Samedi matin, trois semaines avant le premier tour des élections présidentielles, militants et sympathisants du Parti Socialiste tenaient une conférence de presse pour soutenir leur candidate Anne Hidalgo. « Alors que la social-démocratie est plus que jamais nécessaire dans une société fracturée à laquelle a largement contribué le président Macron, il est important de prendre le temps d’écouter et de lire le programme d’Anne Hidalgo », assure Georges Glandières, secrétaire du Parti Socialiste.

Car pour les sympathisants locaux, si leur candidate plafonne actuellement à 3% dans les sondages, ce n’est clairement pas le reflet de la réalité. « Ce ne sont pas les sondages qui doivent faire le vote, ce sont les valeurs, le projet, le programme, les convictions, clame Emmanuelle Gazel. On a démarré cette campagne complètement à l’envers, on l’a démarrée par les sondages, pas par les idées. »

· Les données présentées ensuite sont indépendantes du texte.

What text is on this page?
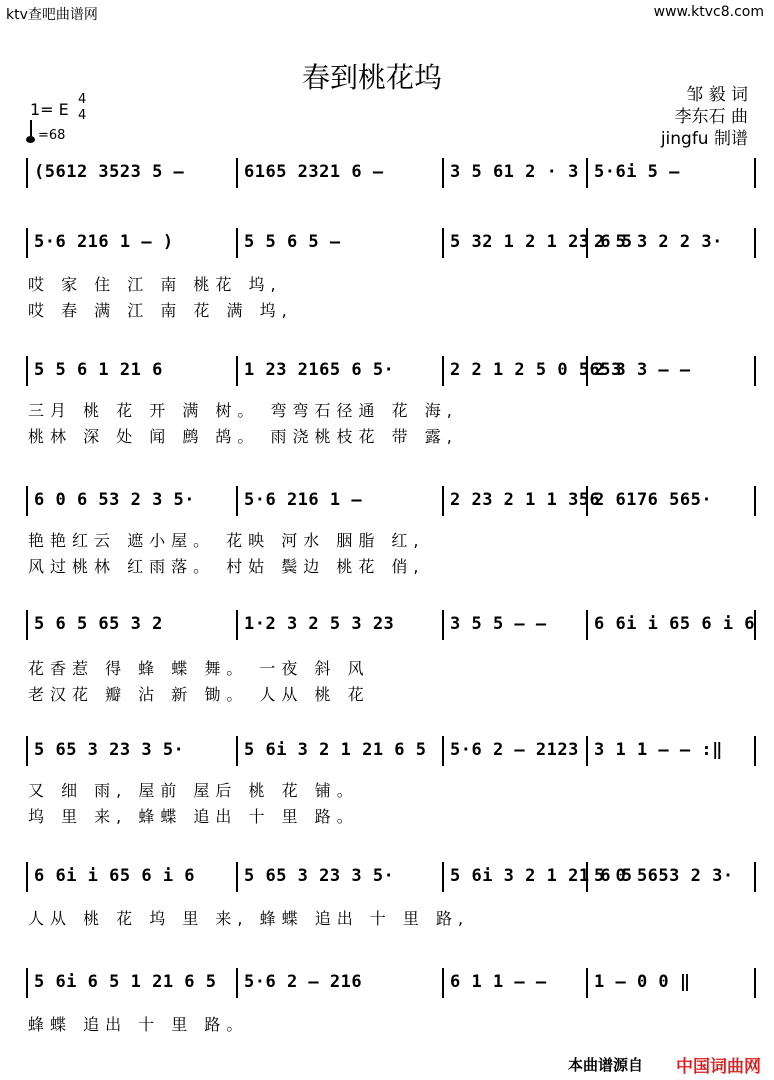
ktv查吧曲谱网	www.ktvc8.com
春到桃花坞
邹 毅 词
李东石 曲
jingfu 制谱
1= E
4
4
=68
(5612 3523 5 –	6165 2321 6 –	3 5 61 2 · 3 5·6i 5 –
5·6 216 1 – )	5 5 6 5 –	5 32 1 2 1 23 6 5
2 5 3 2 2 3·
5 5 6 1 21 6	1 23 2165 6 5·	2 2 1 2 5 0 5653
2 3 3 – –
6 0 6 53 2 3 5·	5·6 216 1 –	2 23 2 1 1 356
2 6176 565·
5 6 5 65 3 2	1·2 3 2 5 3 23	3 5 5 – –	6 6i i 65 6 i 6
5 65 3 23 3 5·	5 6i 3 2 1 21 6 5 5·6 2 – 2123 3 1 1 – – :‖
6 6i i 65 6 i 6	5 65 3 23 3 5·	5 6i 3 2 1 21 6 5
5 0 5653 2 3·
5 6i 6 5 1 21 6 5 5·6 2 – 216	6 1 1 – –	1 – 0 0 ‖
哎 家 住 江 南 桃花 坞,
哎 春 满 江 南 花 满 坞,
三月 桃 花 开 满 树。 弯弯石径通 花 海,
桃林 深 处 闻 鹧 鸪。 雨浇桃枝花 带 露,
艳艳红云 遮小屋。 花映 河水 胭脂 红,
风过桃林 红雨落。 村姑 鬓边 桃花 俏,
花香惹 得 蜂 蝶 舞。 一夜 斜 风
老汉花 瓣 沾 新 锄。 人从 桃 花
又 细 雨, 屋前 屋后 桃 花 铺。
坞 里 来, 蜂蝶 追出 十 里 路。
人从 桃 花 坞 里 来, 蜂蝶 追出 十 里 路,
蜂蝶 追出 十 里 路。
本曲谱源自 中国词曲网
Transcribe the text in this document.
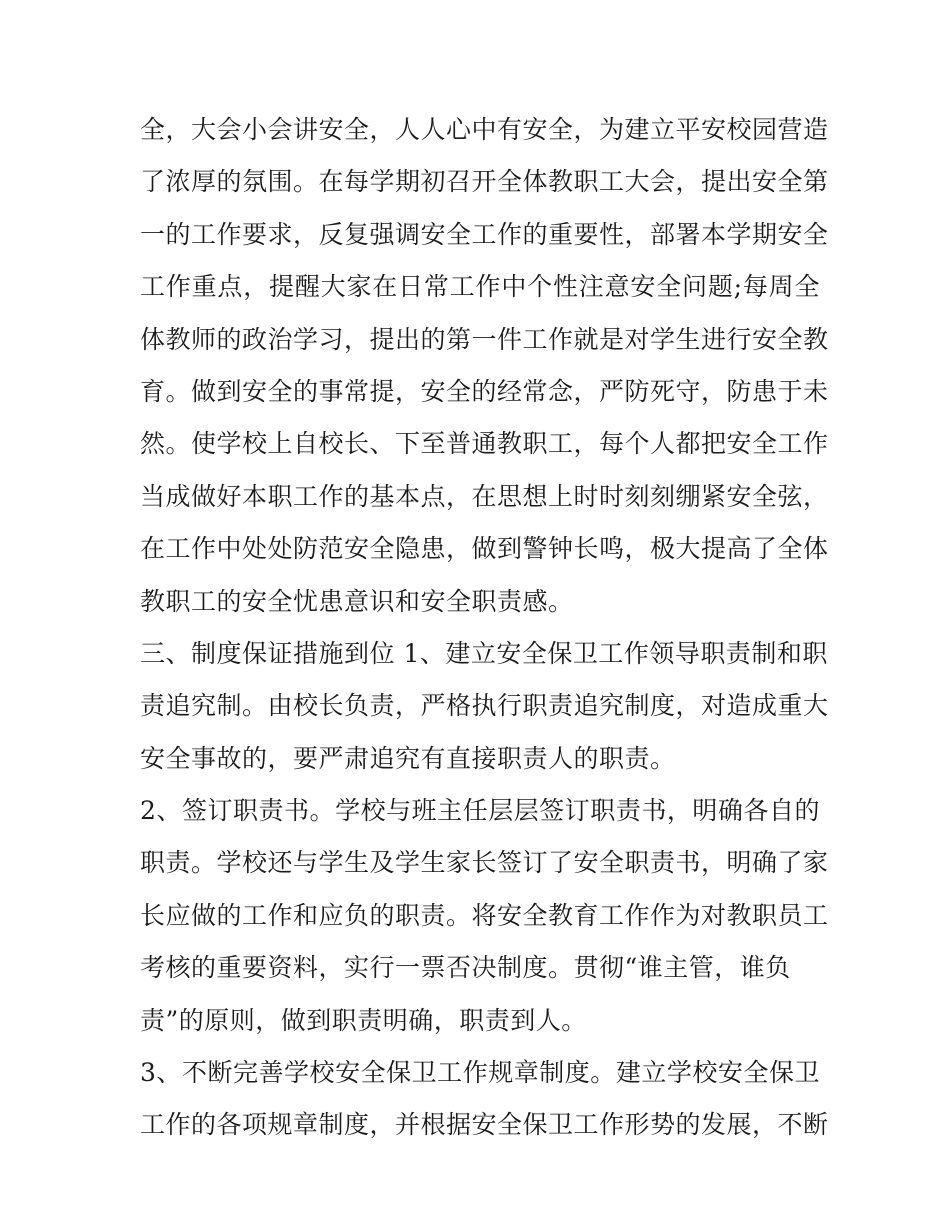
全，大会小会讲安全，人人心中有安全，为建立平安校园营造
了浓厚的氛围。在每学期初召开全体教职工大会，提出安全第
一的工作要求，反复强调安全工作的重要性，部署本学期安全
工作重点，提醒大家在日常工作中个性注意安全问题;每周全
体教师的政治学习，提出的第一件工作就是对学生进行安全教
育。做到安全的事常提，安全的经常念，严防死守，防患于未
然。使学校上自校长、下至普通教职工，每个人都把安全工作
当成做好本职工作的基本点，在思想上时时刻刻绷紧安全弦，
在工作中处处防范安全隐患，做到警钟长鸣，极大提高了全体
教职工的安全忧患意识和安全职责感。
三、制度保证措施到位 1、建立安全保卫工作领导职责制和职
责追究制。由校长负责，严格执行职责追究制度，对造成重大
安全事故的，要严肃追究有直接职责人的职责。
2、签订职责书。学校与班主任层层签订职责书，明确各自的
职责。学校还与学生及学生家长签订了安全职责书，明确了家
长应做的工作和应负的职责。将安全教育工作作为对教职员工
考核的重要资料，实行一票否决制度。贯彻“谁主管，谁负
责”的原则，做到职责明确，职责到人。
3、不断完善学校安全保卫工作规章制度。建立学校安全保卫
工作的各项规章制度，并根据安全保卫工作形势的发展，不断
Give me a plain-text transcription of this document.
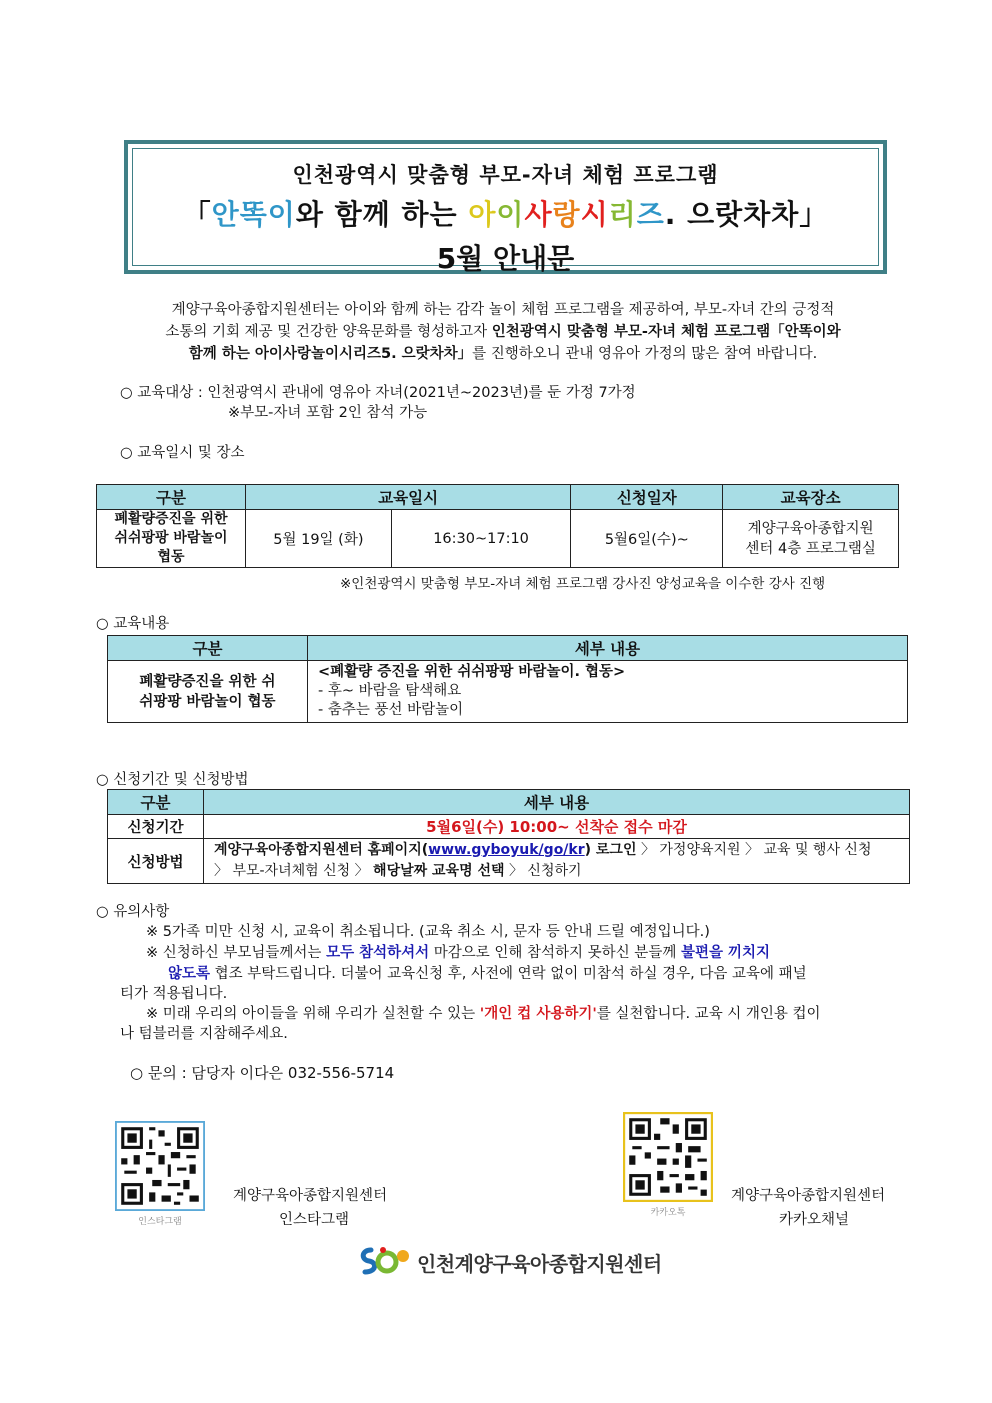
인천광역시 맞춤형 부모-자녀 체험 프로그램
「안똑이와 함께 하는 아이사랑시리즈. 으랏차차」
5월 안내문
계양구육아종합지원센터는 아이와 함께 하는 감각 놀이 체험 프로그램을 제공하여, 부모-자녀 간의 긍정적
소통의 기회 제공 및 건강한 양육문화를 형성하고자 인천광역시 맞춤형 부모-자녀 체험 프로그램「안똑이와
함께 하는 아이사랑놀이시리즈5. 으랏차차」를 진행하오니 관내 영유아 가정의 많은 참여 바랍니다.
○ 교육대상 : 인천광역시 관내에 영유아 자녀(2021년~2023년)를 둔 가정 7가정
※부모-자녀 포함 2인 참석 가능
○ 교육일시 및 장소
구분	교육일시		신청일자	교육장소
폐활량증진을 위한 쉬쉬팡팡 바람놀이 협동	5월 19일 (화)	16:30~17:10	5월6일(수)~	계양구육아종합지원센터 4층 프로그램실
※인천광역시 맞춤형 부모-자녀 체험 프로그램 강사진 양성교육을 이수한 강사 진행
○ 교육내용
구분	세부 내용
폐활량증진을 위한 쉬쉬팡팡 바람놀이 협동	<폐활량 증진을 위한 쉬쉬팡팡 바람놀이. 협동>
- 후~ 바람을 탐색해요
- 춤추는 풍선 바람놀이
○ 신청기간 및 신청방법
구분	세부 내용
신청기간	5월6일(수) 10:00~ 선착순 접수 마감
신청방법	계양구육아종합지원센터 홈페이지(www.gyboyuk/go/kr) 로그인 〉 가정양육지원 〉 교육 및 행사 신청
〉 부모-자녀체험 신청 〉 해당날짜 교육명 선택 〉 신청하기
○ 유의사항
※ 5가족 미만 신청 시, 교육이 취소됩니다. (교육 취소 시, 문자 등 안내 드릴 예정입니다.)
※ 신청하신 부모님들께서는 모두 참석하셔서 마감으로 인해 참석하지 못하신 분들께 불편을 끼치지
않도록 협조 부탁드립니다. 더불어 교육신청 후, 사전에 연락 없이 미참석 하실 경우, 다음 교육에 패널
티가 적용됩니다.
※ 미래 우리의 아이들을 위해 우리가 실천할 수 있는 '개인 컵 사용하기'를 실천합니다. 교육 시 개인용 컵이
나 텀블러를 지참해주세요.
○ 문의 : 담당자 이다은 032-556-5714
인스타그램
계양구육아종합지원센터
인스타그램	카카오톡
계양구육아종합지원센터
카카오채널
인천계양구육아종합지원센터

« Ne vous faites pas voler votre choix »

La maire de Millau incite elle aussi les électeurs à « lire les propositions d’Anne Hidalgo qui sont des propositions qui correspondent, réellement, aux souhaits, aux envies, aux grands enjeux des habitants. »

Et de citer quelques exemples : « C’est la première à voir mis le sujet du pouvoir d’achat sur la table. Elle prend aussi à bras le corps les sujets de l’augmentation des salaires et des retraites, le droit de partir à la retraite à 62 ans… Le vote utile, c’est le vote des valeurs et des convictions, ce n’est pas le vote de qui pourrait être au deuxième tour avec des sondages qui ne veulent rien dire. »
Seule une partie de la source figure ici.